My wife mentioned to a colleague at work that she had enjoyed a book that she had read at school, Reënboog in die skemering by Elizabeth Vermeulen, but had never seen a copy since she had left school, as it was apparently out of print. The book was a kind of family saga, and she had found it much more interesting than the “Trompie” books that were the other Afrikaans books that they had had to read at school. Trompie was a mischievous schoolboy, a bit like the “William” books of Richmal Crompton, but definitely intended for a younger readership than my wife was when they had to read them.
Great was her surprise when her colleague presented her with not one, but three books by Elizabeth Vermeulen. She had found second-hand copies somewhere. It turns out that the family saga was in three volumes, of which Towergoud (enchanted gold) is the first.
I began reading it, not quite sure what to expect. The title suggested that it might be a fantasy novel or fairy tale of some sort, but it turned out to be a Bildungsroman, a coming-of-age novel on the pattern of David Copperfield or Great expectations.
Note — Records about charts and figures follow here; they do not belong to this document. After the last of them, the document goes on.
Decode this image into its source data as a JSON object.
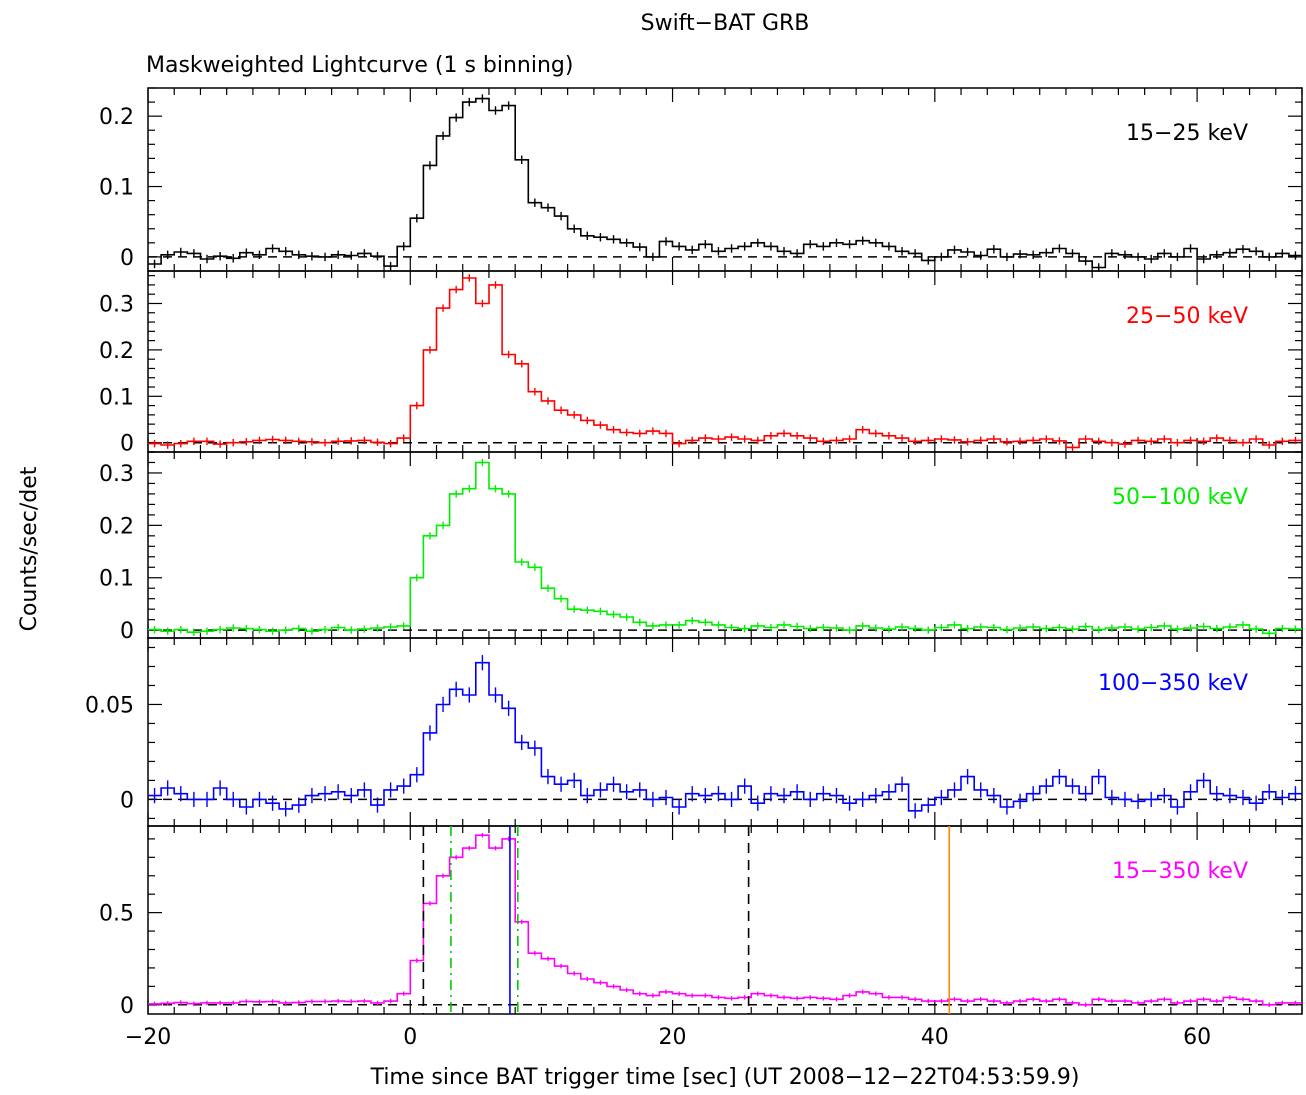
{
  "title": "Swift−BAT GRB",
  "subtitle": "Maskweighted Lightcurve (1 s binning)",
  "ylabel": "Counts/sec/det",
  "xlabel": "Time since BAT trigger time [sec] (UT 2008−12−22T04:53:59.9)",
  "chart_data": {
    "type": "line",
    "x_range": [
      -20,
      68
    ],
    "x_ticks": [
      -20,
      0,
      20,
      40,
      60
    ],
    "x_tick_labels": [
      "−20",
      "0",
      "20",
      "40",
      "60"
    ],
    "shared_x_axis": true,
    "grid": false,
    "zero_baseline": "dashed",
    "panels": [
      {
        "label": "15−25 keV",
        "color": "#000000",
        "ylim": [
          -0.02,
          0.24
        ],
        "y_ticks": [
          0,
          0.1,
          0.2
        ],
        "y_tick_labels": [
          "0",
          "0.1",
          "0.2"
        ],
        "x": [
          -20,
          -19,
          -18,
          -17,
          -16,
          -15,
          -14,
          -13,
          -12,
          -11,
          -10,
          -9,
          -8,
          -7,
          -6,
          -5,
          -4,
          -3,
          -2,
          -1,
          0,
          1,
          2,
          3,
          4,
          5,
          6,
          7,
          8,
          9,
          10,
          11,
          12,
          13,
          14,
          15,
          16,
          17,
          18,
          19,
          20,
          21,
          22,
          23,
          24,
          25,
          26,
          27,
          28,
          29,
          30,
          31,
          32,
          33,
          34,
          35,
          36,
          37,
          38,
          39,
          40,
          41,
          42,
          43,
          44,
          45,
          46,
          47,
          48,
          49,
          50,
          51,
          52,
          53,
          54,
          55,
          56,
          57,
          58,
          59,
          60,
          61,
          62,
          63,
          64,
          65,
          66,
          67
        ],
        "values": [
          -0.01,
          0.003,
          0.007,
          0.005,
          -0.003,
          0.001,
          -0.002,
          0.006,
          0.003,
          0.012,
          0.008,
          0.003,
          0.001,
          0.0,
          0.003,
          0.002,
          0.005,
          0.001,
          -0.013,
          0.015,
          0.055,
          0.13,
          0.172,
          0.198,
          0.22,
          0.225,
          0.208,
          0.215,
          0.138,
          0.077,
          0.07,
          0.058,
          0.04,
          0.03,
          0.028,
          0.025,
          0.02,
          0.014,
          0.0,
          0.022,
          0.015,
          0.01,
          0.018,
          0.008,
          0.012,
          0.015,
          0.02,
          0.015,
          0.008,
          0.005,
          0.018,
          0.015,
          0.02,
          0.018,
          0.023,
          0.02,
          0.015,
          0.008,
          0.005,
          -0.005,
          0.0,
          0.01,
          0.007,
          0.002,
          0.011,
          0.0,
          0.004,
          0.003,
          0.006,
          0.012,
          0.005,
          -0.006,
          -0.015,
          0.005,
          0.003,
          0.0,
          -0.003,
          0.005,
          0.0,
          0.012,
          -0.003,
          0.003,
          0.006,
          0.011,
          0.008,
          0.0,
          0.005,
          0.002
        ],
        "error": 0.006
      },
      {
        "label": "25−50 keV",
        "color": "#ff0000",
        "ylim": [
          -0.02,
          0.37
        ],
        "y_ticks": [
          0,
          0.1,
          0.2,
          0.3
        ],
        "y_tick_labels": [
          "0",
          "0.1",
          "0.2",
          "0.3"
        ],
        "x": [
          -20,
          -19,
          -18,
          -17,
          -16,
          -15,
          -14,
          -13,
          -12,
          -11,
          -10,
          -9,
          -8,
          -7,
          -6,
          -5,
          -4,
          -3,
          -2,
          -1,
          0,
          1,
          2,
          3,
          4,
          5,
          6,
          7,
          8,
          9,
          10,
          11,
          12,
          13,
          14,
          15,
          16,
          17,
          18,
          19,
          20,
          21,
          22,
          23,
          24,
          25,
          26,
          27,
          28,
          29,
          30,
          31,
          32,
          33,
          34,
          35,
          36,
          37,
          38,
          39,
          40,
          41,
          42,
          43,
          44,
          45,
          46,
          47,
          48,
          49,
          50,
          51,
          52,
          53,
          54,
          55,
          56,
          57,
          58,
          59,
          60,
          61,
          62,
          63,
          64,
          65,
          66,
          67
        ],
        "values": [
          -0.002,
          -0.005,
          -0.002,
          0.003,
          0.003,
          -0.003,
          0.0,
          0.002,
          0.005,
          0.007,
          0.005,
          0.003,
          0.002,
          0.0,
          0.003,
          0.004,
          0.005,
          0.001,
          -0.002,
          0.01,
          0.08,
          0.2,
          0.29,
          0.33,
          0.355,
          0.3,
          0.34,
          0.19,
          0.17,
          0.11,
          0.09,
          0.07,
          0.06,
          0.048,
          0.038,
          0.028,
          0.022,
          0.02,
          0.025,
          0.02,
          -0.002,
          0.005,
          0.01,
          0.008,
          0.012,
          0.008,
          0.005,
          0.015,
          0.02,
          0.015,
          0.01,
          0.003,
          0.005,
          0.008,
          0.028,
          0.02,
          0.015,
          0.01,
          0.003,
          0.005,
          0.008,
          0.006,
          0.002,
          0.005,
          0.008,
          0.002,
          0.003,
          0.005,
          0.008,
          0.004,
          -0.01,
          0.008,
          0.003,
          0.0,
          -0.003,
          0.005,
          0.003,
          0.008,
          0.0,
          0.005,
          0.003,
          0.01,
          0.005,
          0.0,
          0.008,
          -0.005,
          0.003,
          0.005
        ],
        "error": 0.008
      },
      {
        "label": "50−100 keV",
        "color": "#00ee00",
        "ylim": [
          -0.015,
          0.34
        ],
        "y_ticks": [
          0,
          0.1,
          0.2,
          0.3
        ],
        "y_tick_labels": [
          "0",
          "0.1",
          "0.2",
          "0.3"
        ],
        "x": [
          -20,
          -19,
          -18,
          -17,
          -16,
          -15,
          -14,
          -13,
          -12,
          -11,
          -10,
          -9,
          -8,
          -7,
          -6,
          -5,
          -4,
          -3,
          -2,
          -1,
          0,
          1,
          2,
          3,
          4,
          5,
          6,
          7,
          8,
          9,
          10,
          11,
          12,
          13,
          14,
          15,
          16,
          17,
          18,
          19,
          20,
          21,
          22,
          23,
          24,
          25,
          26,
          27,
          28,
          29,
          30,
          31,
          32,
          33,
          34,
          35,
          36,
          37,
          38,
          39,
          40,
          41,
          42,
          43,
          44,
          45,
          46,
          47,
          48,
          49,
          50,
          51,
          52,
          53,
          54,
          55,
          56,
          57,
          58,
          59,
          60,
          61,
          62,
          63,
          64,
          65,
          66,
          67
        ],
        "values": [
          0.001,
          -0.002,
          0.001,
          -0.004,
          -0.002,
          0.001,
          0.004,
          0.003,
          0.001,
          -0.002,
          0.0,
          0.003,
          -0.002,
          0.001,
          0.005,
          0.0,
          0.002,
          0.004,
          0.006,
          0.008,
          0.1,
          0.18,
          0.2,
          0.26,
          0.27,
          0.32,
          0.27,
          0.26,
          0.13,
          0.12,
          0.08,
          0.06,
          0.04,
          0.038,
          0.036,
          0.03,
          0.025,
          0.015,
          0.008,
          0.01,
          0.01,
          0.018,
          0.015,
          0.01,
          0.005,
          0.003,
          0.008,
          0.005,
          0.01,
          0.007,
          0.003,
          0.005,
          0.004,
          0.0,
          0.008,
          0.004,
          0.002,
          0.006,
          0.003,
          0.0,
          0.005,
          0.01,
          0.003,
          0.006,
          0.005,
          0.001,
          0.004,
          0.006,
          0.003,
          0.005,
          0.002,
          0.007,
          0.001,
          0.004,
          0.006,
          0.002,
          0.005,
          0.008,
          0.002,
          0.004,
          0.007,
          0.003,
          0.006,
          0.01,
          0.002,
          -0.006,
          0.003,
          0.002
        ],
        "error": 0.007
      },
      {
        "label": "100−350 keV",
        "color": "#0000ff",
        "ylim": [
          -0.014,
          0.085
        ],
        "y_ticks": [
          0,
          0.05
        ],
        "y_tick_labels": [
          "0",
          "0.05"
        ],
        "x": [
          -20,
          -19,
          -18,
          -17,
          -16,
          -15,
          -14,
          -13,
          -12,
          -11,
          -10,
          -9,
          -8,
          -7,
          -6,
          -5,
          -4,
          -3,
          -2,
          -1,
          0,
          1,
          2,
          3,
          4,
          5,
          6,
          7,
          8,
          9,
          10,
          11,
          12,
          13,
          14,
          15,
          16,
          17,
          18,
          19,
          20,
          21,
          22,
          23,
          24,
          25,
          26,
          27,
          28,
          29,
          30,
          31,
          32,
          33,
          34,
          35,
          36,
          37,
          38,
          39,
          40,
          41,
          42,
          43,
          44,
          45,
          46,
          47,
          48,
          49,
          50,
          51,
          52,
          53,
          54,
          55,
          56,
          57,
          58,
          59,
          60,
          61,
          62,
          63,
          64,
          65,
          66,
          67
        ],
        "values": [
          0.002,
          0.006,
          0.003,
          0.0,
          0.0,
          0.006,
          0.0,
          -0.004,
          0.0,
          -0.002,
          -0.005,
          -0.003,
          0.002,
          0.003,
          0.004,
          0.002,
          0.005,
          -0.003,
          0.005,
          0.007,
          0.013,
          0.035,
          0.05,
          0.058,
          0.055,
          0.072,
          0.055,
          0.048,
          0.03,
          0.027,
          0.012,
          0.008,
          0.01,
          0.002,
          0.005,
          0.008,
          0.004,
          0.005,
          0.0,
          0.001,
          -0.004,
          0.003,
          0.002,
          0.003,
          0.0,
          0.007,
          -0.002,
          0.003,
          0.002,
          0.004,
          0.0,
          0.003,
          0.002,
          -0.002,
          0.0,
          0.002,
          0.004,
          0.008,
          -0.006,
          -0.003,
          0.001,
          0.005,
          0.012,
          0.005,
          0.002,
          -0.004,
          -0.001,
          0.003,
          0.007,
          0.012,
          0.007,
          0.003,
          0.012,
          0.001,
          0.0,
          -0.001,
          0.0,
          0.002,
          -0.004,
          0.004,
          0.01,
          0.003,
          0.002,
          0.001,
          -0.002,
          0.004,
          0.001,
          0.003
        ],
        "error": 0.004
      },
      {
        "label": "15−350 keV",
        "color": "#ff00ff",
        "ylim": [
          -0.05,
          0.97
        ],
        "y_ticks": [
          0,
          0.5
        ],
        "y_tick_labels": [
          "0",
          "0.5"
        ],
        "x": [
          -20,
          -19,
          -18,
          -17,
          -16,
          -15,
          -14,
          -13,
          -12,
          -11,
          -10,
          -9,
          -8,
          -7,
          -6,
          -5,
          -4,
          -3,
          -2,
          -1,
          0,
          1,
          2,
          3,
          4,
          5,
          6,
          7,
          8,
          9,
          10,
          11,
          12,
          13,
          14,
          15,
          16,
          17,
          18,
          19,
          20,
          21,
          22,
          23,
          24,
          25,
          26,
          27,
          28,
          29,
          30,
          31,
          32,
          33,
          34,
          35,
          36,
          37,
          38,
          39,
          40,
          41,
          42,
          43,
          44,
          45,
          46,
          47,
          48,
          49,
          50,
          51,
          52,
          53,
          54,
          55,
          56,
          57,
          58,
          59,
          60,
          61,
          62,
          63,
          64,
          65,
          66,
          67
        ],
        "values": [
          0.005,
          0.008,
          0.012,
          0.006,
          0.01,
          0.01,
          0.01,
          0.018,
          0.016,
          0.018,
          0.01,
          0.012,
          0.018,
          0.018,
          0.02,
          0.018,
          0.02,
          0.01,
          0.02,
          0.06,
          0.24,
          0.55,
          0.7,
          0.8,
          0.85,
          0.92,
          0.85,
          0.9,
          0.45,
          0.28,
          0.25,
          0.21,
          0.17,
          0.14,
          0.12,
          0.1,
          0.08,
          0.06,
          0.05,
          0.07,
          0.06,
          0.05,
          0.05,
          0.04,
          0.035,
          0.04,
          0.06,
          0.05,
          0.04,
          0.035,
          0.04,
          0.035,
          0.03,
          0.05,
          0.07,
          0.06,
          0.04,
          0.04,
          0.03,
          0.02,
          0.02,
          0.03,
          0.02,
          0.03,
          0.02,
          0.01,
          0.02,
          0.03,
          0.02,
          0.03,
          0.01,
          0.0,
          0.03,
          0.02,
          0.02,
          0.01,
          0.02,
          0.03,
          0.01,
          0.02,
          0.03,
          0.02,
          0.04,
          0.03,
          0.02,
          0.0,
          0.01,
          0.01
        ],
        "error": 0.012,
        "markers": [
          {
            "x": 1.0,
            "color": "#000000",
            "style": "dashed"
          },
          {
            "x": 25.8,
            "color": "#000000",
            "style": "dashed"
          },
          {
            "x": 3.1,
            "color": "#00cc00",
            "style": "dashdot"
          },
          {
            "x": 8.2,
            "color": "#00cc00",
            "style": "dashdot"
          },
          {
            "x": 7.6,
            "color": "#0000ff",
            "style": "solid"
          },
          {
            "x": 41.1,
            "color": "#ff8800",
            "style": "solid"
          }
        ]
      }
    ]
  }
}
The story opens in 1864 when Neels and Tys Lindeman are orphaned when their parents are killed in an accident. Their parents had lived on the farm Diepfontein, somewhere in the northern Cape Colony, employed by the farm owner, Org de Wit, who also owns the trading store that is the social centre of the district. Org de Wit takes in the young orphans, and employs them as shepherds, but without pay, and treats them harshly. Neels grows up realising that he will need to care for his retarded younger brother for the rest of his life, and resentful of the rich but miserly Org de Wit.
To say more might give away too much of the plot; even though it seems to be out of print someone else might get hold of a copy and want to read it. I found it a gripping tale, generally well told, though the language at times seemed a little stilted to me, but then Afrikaans is not my first language, and so I’m not the best judge of Afrikaans style. I will say, however, that Afrikaans, as written and spoken by the late dominee Beyers Naudé, is a really beautiful language, thought the years when it was South Africa’s language of bureaucracy tended to make it very ugly.
In this book I also learnt a few words that were new to me — algar where I would have expected almal (everyone, all). Another surprise was a term that was quite quite familiar to me, but which I had never seen written before, was te kere, meaning to do one’s nut, or go ballistic. I had no idea it was from Afrikaans, and pictured it as written tequira, by analogy with tequila, and thought it came from Spanish. One is never too old to learn!